Now’s here a new wrinkle (you should pardon the expression). According Canadian economist, Linda Nazareth, leisure is the new, new thing that will shape the way we live (and work!) Here are eight trends — some self-evident, some whimsical — outlined in her new book: The Leisure Economy: How Changing Demographics, Economics, and Generational Attitudes Will Reshape Our Lives and Our Industries (Wiley 2007):
1. In the Workplace, It Will be Time to Welcome Back Fido
With more people looking for leisure or retiring early, companies are going to have to put up with more special requests from employees – like maybe to bring the odd dog, or cat or budgie into the office. Think the days of the dot.com boom.

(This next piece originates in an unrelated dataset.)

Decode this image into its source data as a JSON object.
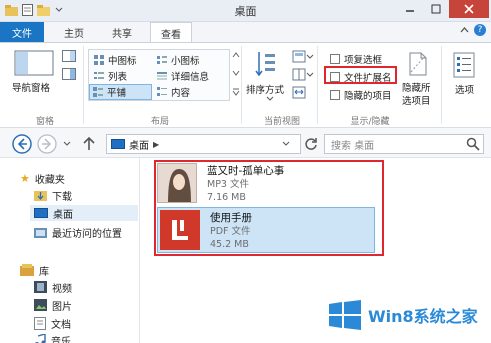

2. Saying “I Was Here All Weekend” May Make You Seem Like a Loser Rather than a Hero
It’s very ‘baby-boomerish” to brag about working flat out all the time. Gen Y is into having a life; they’ll work, but they want their leisure too. (By the way, they know how to use technology so they know they don’t have to be in on the weekend anyway).
3. If You Don’t Know How to Knit, It Will be Time to Learn
Boomers have been too busy working to take up hobbies. When they retire, they are going to make leisure pastimes huge – even if they have to learn how to knit or rughook or how to play with model trains first (caveat: education will be the biggest growth industry, but it may not be traditional education).
4. Chopping Up Your Own Carrots May Seem Like a Reasonable Thing to Do
In the leisure economy, some people will be coping with lower incomes, so they will not want to pay for the convenience of pre-chopped vegetables or the like. And they’ll have more time to do the chopping. Keep an eye on the restaurant industry – it could be forced to adjust as more people cook.
5. People Will be Hitting the Road – and Not Just on the Long Weekends
More “leisurites” means more travel – but a different kind. The new leisure class will have lots of time, so can think in terms of seeing lots of different things, maybe over the course of a few months.
6. There’ll be Lots of Volunteers – But They Won’t Want to be Candy Stripers, Thanks Very Much
Boomers may be open to the idea of volunteering, but many will want to use the skills they developed when they were working in professional fields. Problem? The volunteer sector isn’t well set up to receive their talents, so they may lose them altogether. And keep an eye on Gen Y volunteers. They’ve spent years volunteering in school, and could be convinced to keep at it if organizations manage them well.
7. If You’re Looking for a Business to Start, Try a Moving Company
Boomers will be tapping into the value of their homes in the GTA and looking for cheaper places to live. They’ll pull up stakes at a quicker pace than their parents or grandparents. Gen X and Y may move too: they’ll want to try out telecommuting and they don’t have to be in big city-centres to do that.
8. Loitering Will be Encouraged
Or at least it will be by smart companies. If people don’t need to rush back to work, they’ll stay in stores longer, and smart ones will offer them comfortable spaces to hang out (Starbucks gets this), or things to do (talk to a nutritionist in a drug store or take a craft class at a craft store).
Interestingly, Nazareth’s book foreshadows the latest Metlife Mature Market Institute survey of leading edge boomers, which we found full of surprises. Boomers Ready to Launch finds that “Contrary to what most of us have believed about the baby boomers who came of age in the turbulent 1960s, the group is very much like the ‘Silent Generation’ that preceded them,” said Sandra Timmermann, Ed.D., director of the MetLife Mature Market Institute.
“Despite the social and political turbulence of their youth, these leading edge boomers have established very traditional lifestyle characteristics. They were married once, had two children and feel they’ve done a decent job of caring for their family, their community and themselves. They really are more like Ward and June Cleaver than we may have thought and they might be classified as ‘conventional.’ Just 2% say they attended the Woodstock Festival of 1969.”
“They’re comfortable being identified as a baby boomer, and contrary to claims that they’re not ready to retire, only 18% dislike the term ‘retirement’ to describe their next transition.”
Bottom Line: there isn’t one. Trend-spotting makes for interesting books and surveys. But as you know, and Peter Drucker famously said: The best way to predict the future is to create it.